During training, a small set of manually labeled points is used to discover which combination of scales best separates the desired classes. The selected scales feed conventional classifiers (e.g., LDA, SVM), which output both a class label and a probabilistic confidence for each point. The authors implemented the workflow in a software suite called CANUPO, which can process millions of points on a standard laptop within minutes and offers both fully automated batch processing and an interactive graphical mode for user‑guided refinement.

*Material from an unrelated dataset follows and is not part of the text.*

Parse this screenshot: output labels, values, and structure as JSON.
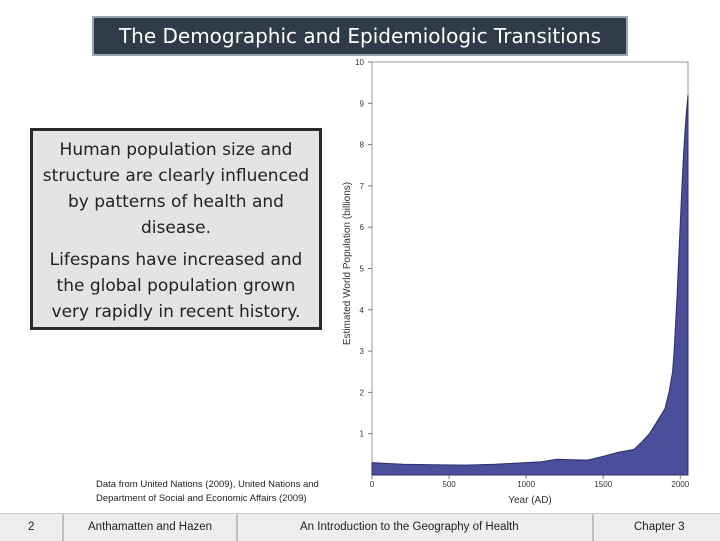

The method was evaluated on two field sites. The first, a salt‑marsh in Mont‑Saint‑Michel (France), involved a simple binary classification of riparian vegetation versus sandy ground. The second, a steep mountain‑river gorge in Otira (New Zealand), required distinguishing four classes: vegetation, bedrock, gravels, and water surface. In both cases the overall classification accuracy exceeded 98 %, with vegetation‑ground separation reaching 99.6 %. Compared with a single‑scale approach, the multi‑scale analysis improved class separability, spatial resolution, and robustness to variable point density, shadows, and missing data. Because the descriptor relies solely on geometry, it is independent of sensor‑specific intensity or RGB information, allowing classifiers trained on one instrument to be reused on data from another.
Key advantages include: (1) scale‑adaptive handling of heterogeneous features; (2) insensitivity to point‑density fluctuations and occlusion; (3) fast processing suitable for large datasets; (4) provision of per‑point confidence to filter uncertain results; and (5) ease of integration into automated pipelines. Limitations noted are potential distortion for extremely thin objects (e.g., single leaves) and the presence of mixed‑point noise at object boundaries, which can be mitigated by post‑processing filters or by incorporating such cases into the training set.
In conclusion, the multi‑scale dimensionality criterion offers a robust, intuitive, and mathematically sound solution for classifying complex natural TLS data, outperforming traditional single‑scale or intensity‑based methods. Future work will explore real‑time extensions, fusion with radiometric attributes, and application to even more intricate terrains such as caves or stratified soils.